So after copping allot of crap about the across from my friends who own a cbr500r and an MT-07. After taking down the 500r in a few 0-100 off the lights the MT-07 owner wanted to see how close my bike would come. The first race we had 0-100 I lost by about 2 bike lengths but I had a really bad start and thought to myself this might actually be possible. The second time I rev'd up to 12 and practically dumped the clutch, the bike did a teeny tiny wheelie and I actually took him down by about a bike length he says. His MT-07 has a full exhaust system too, we were both shocked at the power of this RR because his MT is close to brand new. Whats tripping me out is the bike seems to be able to rev past 20 and how quick it goes from 14k to past 20k is astonishing. Very curious to get the bike dyno'd
Please dont rev past 20k, all the peak power is achieved at 16000 RPM, then it drops off, you are better off grabbing another gear. If you keep hit 20k on the tacho, it wont be long before you are back on your Across
I agree with kiffsta, the one thing that tends to be forgotten with these bikes is that they have "history" and it's all the unknown's that can create carnage. 20 to 25 years on god only knows these machines have been through and having seen what damage can occur when revving them to 20k +.........well you just don't want to know! Peak power comes in way bellow the redline.......something to think about. Think you are correct............dyno will show exactly where you are at, enjoy the ride
The MT-07 is a twin cyl engine. My Ninja 250R had way more torque in the low rev range which was good for low speed riding (traffic etc) but the FZR has more peak power and almost double the max engine RPM, and is 4 cylinders. But the MT-07 is 660cc and fuel injected.
I was looking at the website and it was saying that its not compatible with capacitor discharge? Was your old track bike CDI???
Ahh right i just looked in comparability page and it does list cbr250rr. I hope its as easy to install as you say HAHAHA.

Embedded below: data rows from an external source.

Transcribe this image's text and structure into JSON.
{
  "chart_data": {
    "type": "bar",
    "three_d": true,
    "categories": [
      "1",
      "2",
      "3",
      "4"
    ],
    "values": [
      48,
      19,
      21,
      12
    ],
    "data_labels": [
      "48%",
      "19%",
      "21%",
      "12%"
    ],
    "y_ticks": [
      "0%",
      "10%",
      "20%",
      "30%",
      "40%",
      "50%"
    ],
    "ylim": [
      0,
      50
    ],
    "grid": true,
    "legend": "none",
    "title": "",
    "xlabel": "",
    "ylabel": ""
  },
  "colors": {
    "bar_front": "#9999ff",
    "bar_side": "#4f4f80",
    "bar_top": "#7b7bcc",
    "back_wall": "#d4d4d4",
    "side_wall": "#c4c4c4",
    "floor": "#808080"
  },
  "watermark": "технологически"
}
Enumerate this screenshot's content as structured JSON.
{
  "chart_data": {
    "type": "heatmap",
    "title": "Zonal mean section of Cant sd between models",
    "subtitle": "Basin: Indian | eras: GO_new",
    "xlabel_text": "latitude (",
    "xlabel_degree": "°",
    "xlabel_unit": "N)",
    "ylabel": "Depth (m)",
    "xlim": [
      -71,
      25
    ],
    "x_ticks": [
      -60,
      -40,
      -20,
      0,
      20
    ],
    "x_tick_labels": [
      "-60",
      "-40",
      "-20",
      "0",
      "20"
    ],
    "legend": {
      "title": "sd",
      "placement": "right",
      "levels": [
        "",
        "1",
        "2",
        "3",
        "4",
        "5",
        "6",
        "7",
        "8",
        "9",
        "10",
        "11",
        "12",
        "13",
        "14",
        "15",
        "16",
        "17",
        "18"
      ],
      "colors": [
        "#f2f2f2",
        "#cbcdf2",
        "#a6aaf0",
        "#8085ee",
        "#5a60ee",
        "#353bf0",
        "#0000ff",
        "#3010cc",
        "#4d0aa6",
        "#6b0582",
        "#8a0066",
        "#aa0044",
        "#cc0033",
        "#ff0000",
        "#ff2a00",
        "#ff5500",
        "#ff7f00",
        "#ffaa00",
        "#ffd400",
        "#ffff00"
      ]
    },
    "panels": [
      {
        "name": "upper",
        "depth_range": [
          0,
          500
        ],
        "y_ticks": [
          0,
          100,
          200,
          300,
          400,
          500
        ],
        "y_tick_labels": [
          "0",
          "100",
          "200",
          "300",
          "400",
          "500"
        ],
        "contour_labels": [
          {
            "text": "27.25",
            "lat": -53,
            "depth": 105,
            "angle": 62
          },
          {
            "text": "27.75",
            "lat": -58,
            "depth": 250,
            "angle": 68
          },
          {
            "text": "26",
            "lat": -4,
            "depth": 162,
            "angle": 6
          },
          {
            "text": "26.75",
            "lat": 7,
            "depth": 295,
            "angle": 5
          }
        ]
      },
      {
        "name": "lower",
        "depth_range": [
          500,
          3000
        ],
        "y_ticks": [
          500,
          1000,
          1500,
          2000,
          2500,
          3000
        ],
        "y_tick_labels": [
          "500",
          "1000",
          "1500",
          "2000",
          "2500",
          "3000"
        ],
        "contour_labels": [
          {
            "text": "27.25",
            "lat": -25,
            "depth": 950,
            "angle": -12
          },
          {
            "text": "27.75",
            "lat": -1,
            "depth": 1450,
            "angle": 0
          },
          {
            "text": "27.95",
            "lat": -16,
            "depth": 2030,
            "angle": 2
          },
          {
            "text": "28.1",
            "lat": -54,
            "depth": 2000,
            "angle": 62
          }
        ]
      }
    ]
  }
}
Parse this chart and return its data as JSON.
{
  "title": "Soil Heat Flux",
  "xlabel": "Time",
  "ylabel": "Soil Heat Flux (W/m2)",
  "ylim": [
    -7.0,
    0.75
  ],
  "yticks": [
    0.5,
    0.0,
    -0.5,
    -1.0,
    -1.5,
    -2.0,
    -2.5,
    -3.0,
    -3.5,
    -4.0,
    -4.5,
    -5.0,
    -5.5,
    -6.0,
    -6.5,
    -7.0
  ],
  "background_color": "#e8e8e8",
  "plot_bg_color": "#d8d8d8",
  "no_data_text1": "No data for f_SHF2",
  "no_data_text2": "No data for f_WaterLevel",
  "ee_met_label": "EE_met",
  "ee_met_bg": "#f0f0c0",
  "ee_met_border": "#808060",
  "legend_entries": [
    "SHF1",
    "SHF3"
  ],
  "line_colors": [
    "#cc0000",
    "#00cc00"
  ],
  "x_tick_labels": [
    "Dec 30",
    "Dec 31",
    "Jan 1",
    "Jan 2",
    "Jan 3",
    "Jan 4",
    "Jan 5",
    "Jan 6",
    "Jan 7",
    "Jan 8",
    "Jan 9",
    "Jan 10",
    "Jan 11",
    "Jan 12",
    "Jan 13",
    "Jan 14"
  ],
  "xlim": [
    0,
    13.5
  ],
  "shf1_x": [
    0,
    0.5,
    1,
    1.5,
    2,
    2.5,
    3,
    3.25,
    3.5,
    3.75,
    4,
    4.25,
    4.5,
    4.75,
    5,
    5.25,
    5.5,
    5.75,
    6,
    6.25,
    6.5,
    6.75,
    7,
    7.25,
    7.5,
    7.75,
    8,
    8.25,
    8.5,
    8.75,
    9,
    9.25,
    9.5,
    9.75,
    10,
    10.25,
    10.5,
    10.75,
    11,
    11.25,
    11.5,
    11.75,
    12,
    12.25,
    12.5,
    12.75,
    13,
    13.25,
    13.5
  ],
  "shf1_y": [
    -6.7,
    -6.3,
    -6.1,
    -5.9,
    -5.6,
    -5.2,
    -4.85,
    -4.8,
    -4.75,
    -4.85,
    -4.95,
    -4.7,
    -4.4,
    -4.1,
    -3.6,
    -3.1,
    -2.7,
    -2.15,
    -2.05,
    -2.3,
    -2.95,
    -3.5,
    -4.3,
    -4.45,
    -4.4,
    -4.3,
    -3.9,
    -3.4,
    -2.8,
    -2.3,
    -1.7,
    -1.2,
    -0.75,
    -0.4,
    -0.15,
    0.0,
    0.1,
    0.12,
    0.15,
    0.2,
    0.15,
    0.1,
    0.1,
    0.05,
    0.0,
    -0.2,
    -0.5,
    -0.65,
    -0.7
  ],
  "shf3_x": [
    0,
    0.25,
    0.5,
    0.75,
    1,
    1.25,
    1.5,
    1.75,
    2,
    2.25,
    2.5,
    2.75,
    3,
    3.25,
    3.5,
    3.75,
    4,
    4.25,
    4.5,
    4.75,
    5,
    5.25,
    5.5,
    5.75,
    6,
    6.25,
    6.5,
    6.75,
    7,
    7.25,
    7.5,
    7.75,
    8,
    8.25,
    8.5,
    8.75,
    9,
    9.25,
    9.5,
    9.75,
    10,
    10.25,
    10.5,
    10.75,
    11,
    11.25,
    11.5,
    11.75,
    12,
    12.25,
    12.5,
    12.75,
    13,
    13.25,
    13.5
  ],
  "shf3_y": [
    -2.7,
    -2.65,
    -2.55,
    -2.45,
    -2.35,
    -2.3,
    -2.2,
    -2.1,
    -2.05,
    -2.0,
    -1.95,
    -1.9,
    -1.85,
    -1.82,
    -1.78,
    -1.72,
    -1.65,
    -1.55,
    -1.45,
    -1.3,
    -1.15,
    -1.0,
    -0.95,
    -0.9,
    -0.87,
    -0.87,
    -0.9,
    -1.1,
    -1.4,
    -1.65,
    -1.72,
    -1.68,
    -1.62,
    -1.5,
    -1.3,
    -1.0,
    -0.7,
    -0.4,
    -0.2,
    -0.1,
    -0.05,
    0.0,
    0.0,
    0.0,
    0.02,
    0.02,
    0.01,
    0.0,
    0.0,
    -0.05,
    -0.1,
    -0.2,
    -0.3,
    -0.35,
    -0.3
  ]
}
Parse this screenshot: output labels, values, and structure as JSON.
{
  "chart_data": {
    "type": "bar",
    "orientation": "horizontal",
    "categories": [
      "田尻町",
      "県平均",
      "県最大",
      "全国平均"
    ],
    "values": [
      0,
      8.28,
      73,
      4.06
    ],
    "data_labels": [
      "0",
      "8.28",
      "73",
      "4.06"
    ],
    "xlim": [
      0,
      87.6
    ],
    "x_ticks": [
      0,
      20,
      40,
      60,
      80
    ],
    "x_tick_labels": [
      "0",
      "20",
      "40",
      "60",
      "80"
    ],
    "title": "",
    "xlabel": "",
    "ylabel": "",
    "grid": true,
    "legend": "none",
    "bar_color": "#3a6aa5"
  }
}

FYI, my ZXR250 also revs to 20,000rpm, but I never intentionally go anywhere near that when dragging. Changing at 18,000rpm should be just about right. You'll actually go a little quicker as long as the revs don't drop below peak power level. If you're clutch-less changing, you might even get away with 17,000rpm changes. I will have to get a CBR250RR at some stage...I suspect they're a little quicker than the ZXR250
None of these bikes are capacitor discharge (CDI). Nice article here http://www.jetav8r.com/Vision/Ignition/CDI.html Load squares at the speed. For a simple example, let's imagine that the value of the factors involved in the calculation of the load on your connecting rod before inputting the rpm was one 0.01 unit. Thus, at 16000 rpm, the value that Kiffsta suggested, the load will be equal to 2,560,000 units (being 16000 squared * 0.01), at 20,000 rpm, your shift point, the load will be equal to 4,000,000 units. So that 4000 rpm difference has increased the load on the engine by 56%.
My misses has a zxr250c that's in really good shape and recently tuned by a mech (carbies cleaned and tuned ect) its in stock condition. They are both great bikes. my cbr is faster than her zxr but her breaks are better, USD forks is not to be ignored either.
When your friend with the MT-07 is laughing at your 250 ask him what this is . . . Don't tell me, I know, it is the new fashion. We have to have a MotoGP style seat and make it stick up in the air as much as possible so you look "streetfighterish" (I crashed my bike and cannot afford a fairing). Then tack on bits of plastic and stuff to cover up other bits and pieces and paint it black so it is bitchin. Just need some skulls and stuff now.
Oh his not laughing now lol, who could laugh after their 12,000$ 650cc bike being beaten by a 3700$ 250cc bike. The guy is eating humble pie atm.
Wait missed this "If you're clutch-less changing" ???? You can do that!? Does it hurt the bike ect ect? tell me more!
The gears line themselves up and with a little back off of the throttle while applying pressure to the shifter it will go into the next gear. Of performed correctly there should be little to no extra wear.